AI Images Vs Creators
The most common complaint about AI-generated art is that it can seriously affect an artist’s income and career. One artist who isn’t happy with people’s use of AI art generators is Polish fantasy artist Greg Rutkowski. During this year, Rutkowski has become the most popular inspiration for AI image generators. It’s easy to understand why. His instantly recognizable style has been used in various game artwork, including Dungeons & Dragons, Sony’s Horizon Forbidden West, Ubisoft’s Anno, and Magic: The Gathering.
In September, he reflected on his art overwhelmed by AI imitations in Technology Review: “It’s only been a month. what in a year? I probably won’t find my job there because [the internet] AI will be filled with art… it’s related.
For the Metaverse, an entire business model may be at stake. One of the emerging sectors of the metaverse economy has been the rise of digital fashion. High-powered brands that have already entered the NFT space include Burberry, Givenchy, Louis Vuitton, and Prada. In May, a virtual Gucci bag for use on Roblox sold for more than the physical item. However, why do we need a digital fashion house when a virtual garment can be produced almost instantly with the use of text prompts and AI?
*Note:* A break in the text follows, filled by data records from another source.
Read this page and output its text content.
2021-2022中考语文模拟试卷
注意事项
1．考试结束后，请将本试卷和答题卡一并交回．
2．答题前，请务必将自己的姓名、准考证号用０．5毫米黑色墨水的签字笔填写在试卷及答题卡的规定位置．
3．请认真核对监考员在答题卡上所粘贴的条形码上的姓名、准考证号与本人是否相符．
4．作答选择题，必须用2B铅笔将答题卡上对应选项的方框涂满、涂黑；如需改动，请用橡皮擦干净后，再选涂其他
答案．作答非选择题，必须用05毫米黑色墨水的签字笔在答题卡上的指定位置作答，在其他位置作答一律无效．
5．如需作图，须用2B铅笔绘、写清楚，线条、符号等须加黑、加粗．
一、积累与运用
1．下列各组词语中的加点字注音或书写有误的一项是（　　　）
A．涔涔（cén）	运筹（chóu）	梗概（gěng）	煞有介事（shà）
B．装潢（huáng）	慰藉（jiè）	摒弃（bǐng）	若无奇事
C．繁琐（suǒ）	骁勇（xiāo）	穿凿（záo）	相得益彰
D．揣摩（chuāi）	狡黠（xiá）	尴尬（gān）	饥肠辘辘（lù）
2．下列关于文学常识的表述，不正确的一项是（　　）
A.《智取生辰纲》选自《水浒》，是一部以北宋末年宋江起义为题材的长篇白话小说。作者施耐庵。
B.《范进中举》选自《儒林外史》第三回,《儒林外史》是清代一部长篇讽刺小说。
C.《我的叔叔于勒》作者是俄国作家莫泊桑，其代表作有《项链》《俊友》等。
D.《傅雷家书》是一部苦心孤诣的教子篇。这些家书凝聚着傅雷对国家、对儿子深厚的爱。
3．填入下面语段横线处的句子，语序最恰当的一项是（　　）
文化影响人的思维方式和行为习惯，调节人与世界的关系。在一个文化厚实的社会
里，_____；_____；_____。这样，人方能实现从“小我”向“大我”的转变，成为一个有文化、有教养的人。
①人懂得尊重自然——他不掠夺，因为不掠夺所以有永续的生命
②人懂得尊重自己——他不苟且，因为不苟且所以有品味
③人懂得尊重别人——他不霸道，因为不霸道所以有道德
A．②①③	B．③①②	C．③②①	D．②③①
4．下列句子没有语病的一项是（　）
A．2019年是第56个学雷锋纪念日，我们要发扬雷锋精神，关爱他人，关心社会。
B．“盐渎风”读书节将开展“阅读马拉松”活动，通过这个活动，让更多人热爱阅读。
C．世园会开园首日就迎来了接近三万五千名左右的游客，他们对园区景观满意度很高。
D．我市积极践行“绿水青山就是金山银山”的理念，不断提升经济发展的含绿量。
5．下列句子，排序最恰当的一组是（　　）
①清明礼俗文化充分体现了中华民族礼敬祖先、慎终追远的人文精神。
Don Goossen, founder and CEO of Nevermind AG, believes there is a middle ground where big names can still provide inspiration or a leading role. In practice, this may be something like a Warhol factory, where the artist (i.e. Andy Warhol) provides avant-garde effects and may oversee “workers” who create pieces in that artist’s likeness. The manufacturing lifecycle for requires complete transparency, from inspiration to production to sale, that each and every contribution and contributor is registered and attributed appropriately throughout the value chain.
Clearly, AI Can Drive Creativity
Still, we shouldn’t be so down on AI-powered content creation, says Yasin Tahi, co-founder and CEO of Kinetics, a company that allows users to create custom AI-generated emotions for virtual worlds. According to him, AI is becoming the operating system on which the metaverse will be built:
“Generative AI is an incredible opportunity for the metaverse. To us, it is the biggest game changer and will drive adoption and engagement with virtual worlds… The benefits are twofold: professionals can iterate and create new experiences faster users can expand their skill sets and suddenly become virtual creators.
For others, the AI train has already left the station, and it’s our job to take advantage of it. According to Sam Hamilton, creative director of the Decenterland Foundation, technology can and should be used to create better metaverse experiences. “AI-generated images can be used to create more realistic and immersive virtual environments.”
In August of this year, Decenterland held its own Metaverse Art Week. The event included AI-modeled buildings, AI poetry readings, and even marketing visuals created using the technology. “When used in creative industries, it can increase productivity if used correctly, but it will not replace human artists. There will also be a lot of AI in the metaverse in the form of NPCs and support bots. We will have There’s already text-to-video, and the text-to-3D model will obviously speed things up in terms of experience creation.
All information contained on our website is published in good faith and for general information purposes only. Any action the reader takes upon the information found on our website is strictly at their own risk.